A decisão do Tribunal Pleno garante ao Prefeito do Município de Cacoal a manutenção de sua autonomia para organizar a rotina e a gestão interna do serviço público local, sem impedir o poder fiscalizador do Poder Legislativo Municipal. O julgamento do mérito da Ação Direta de Inconstitucionalidade (ADI) ocorrerá após o cumprimento dos prazos processuais.
O caso em questão
A disputa entre os poderes municipais começou quando o Prefeito de Cacoal assinou o ato normativo para organizar o fluxo de atendimento e os procedimentos de rotina da administração pública. Em resposta, a Câmara de Vereadores editou um decreto legislativo para anular as regras criadas pelo Executivo, alegando necessidade de intervenção. Diante disso, o Município ingressou com a Ação Direta de Inconstitucionalidade contra o Poder Legislativo Municipal por invasão de competência.
Com a questão na via judicial, os desembargadores, ao analisarem o caso, entenderam que o texto editado pelo prefeito trata estritamente da organização interna da prefeitura, assim como do funcionamento dos serviços públicos, sem criar leis ou violar normas superiores.
Segundo a decisão colegiada, a legislação brasileira prevê que o Poder Legislativo só pode anular atos do prefeito em situações excepcionais, quando fica provado que o Executivo extrapolou o seu poder de regulamentar — o que não ocorreu. Ainda conforme a decisão, a atitude da Câmara feriu o princípio constitucional da Separação dos Poderes e colocou em risco a continuidade do atendimento à população.

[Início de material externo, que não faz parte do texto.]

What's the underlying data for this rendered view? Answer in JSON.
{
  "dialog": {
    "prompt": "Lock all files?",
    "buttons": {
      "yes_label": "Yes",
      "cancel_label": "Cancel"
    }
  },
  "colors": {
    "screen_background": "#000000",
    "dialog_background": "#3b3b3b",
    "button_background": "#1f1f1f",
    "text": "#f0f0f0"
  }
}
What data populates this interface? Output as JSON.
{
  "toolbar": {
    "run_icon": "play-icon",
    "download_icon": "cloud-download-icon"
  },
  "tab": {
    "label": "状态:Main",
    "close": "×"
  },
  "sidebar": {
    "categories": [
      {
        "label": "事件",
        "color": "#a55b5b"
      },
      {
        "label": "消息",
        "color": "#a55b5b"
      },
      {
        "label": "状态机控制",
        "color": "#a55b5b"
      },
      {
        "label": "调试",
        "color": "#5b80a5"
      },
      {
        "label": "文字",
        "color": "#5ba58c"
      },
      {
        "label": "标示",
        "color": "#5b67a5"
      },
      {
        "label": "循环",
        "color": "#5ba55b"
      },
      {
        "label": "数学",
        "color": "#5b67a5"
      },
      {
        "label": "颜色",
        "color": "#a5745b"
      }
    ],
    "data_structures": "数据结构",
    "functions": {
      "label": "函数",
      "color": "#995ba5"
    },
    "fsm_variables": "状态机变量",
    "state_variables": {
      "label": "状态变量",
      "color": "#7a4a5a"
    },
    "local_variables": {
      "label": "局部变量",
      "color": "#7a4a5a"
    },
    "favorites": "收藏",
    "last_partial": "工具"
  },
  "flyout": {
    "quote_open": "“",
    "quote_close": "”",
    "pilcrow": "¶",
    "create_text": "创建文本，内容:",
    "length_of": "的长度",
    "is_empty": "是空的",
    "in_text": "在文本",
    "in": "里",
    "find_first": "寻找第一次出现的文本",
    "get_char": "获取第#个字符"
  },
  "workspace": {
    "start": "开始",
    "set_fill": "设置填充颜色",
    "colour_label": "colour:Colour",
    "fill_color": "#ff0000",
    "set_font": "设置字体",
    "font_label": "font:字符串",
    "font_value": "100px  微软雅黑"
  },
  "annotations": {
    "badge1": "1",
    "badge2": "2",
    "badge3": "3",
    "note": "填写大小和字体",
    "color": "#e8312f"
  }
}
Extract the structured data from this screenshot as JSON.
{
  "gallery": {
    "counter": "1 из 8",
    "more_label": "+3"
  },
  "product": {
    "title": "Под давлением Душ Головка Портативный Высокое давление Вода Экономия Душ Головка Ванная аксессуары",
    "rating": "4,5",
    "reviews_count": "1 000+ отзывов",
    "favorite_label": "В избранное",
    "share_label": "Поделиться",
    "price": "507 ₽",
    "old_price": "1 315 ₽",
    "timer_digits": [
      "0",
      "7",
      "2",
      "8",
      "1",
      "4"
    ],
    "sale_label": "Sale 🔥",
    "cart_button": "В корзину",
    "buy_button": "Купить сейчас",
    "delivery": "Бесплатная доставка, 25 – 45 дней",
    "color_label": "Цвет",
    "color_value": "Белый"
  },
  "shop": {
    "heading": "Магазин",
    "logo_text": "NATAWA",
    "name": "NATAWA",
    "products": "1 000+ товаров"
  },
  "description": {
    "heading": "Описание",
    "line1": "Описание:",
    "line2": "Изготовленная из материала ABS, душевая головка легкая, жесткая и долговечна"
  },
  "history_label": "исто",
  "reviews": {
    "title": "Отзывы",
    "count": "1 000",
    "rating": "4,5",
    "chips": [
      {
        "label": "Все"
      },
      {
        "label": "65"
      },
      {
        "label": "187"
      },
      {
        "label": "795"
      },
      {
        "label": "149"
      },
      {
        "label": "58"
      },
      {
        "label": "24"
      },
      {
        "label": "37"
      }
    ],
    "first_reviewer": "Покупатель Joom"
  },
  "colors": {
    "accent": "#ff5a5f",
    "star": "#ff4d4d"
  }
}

A decisão do Pleno do TJRO segue precedentes de outros tribunais estaduais e do Supremo Tribunal Federal (STF), com base na Lei Orgânica de Cacoal e na Constituição de Rondônia. Com esse entendimento, a Justiça reforça que organizar a rotina administrativa é tarefa exclusiva do Prefeito, travando interferências políticas na prefeitura até o julgamento definitivo da ação — ou seja, a análise do seu mérito.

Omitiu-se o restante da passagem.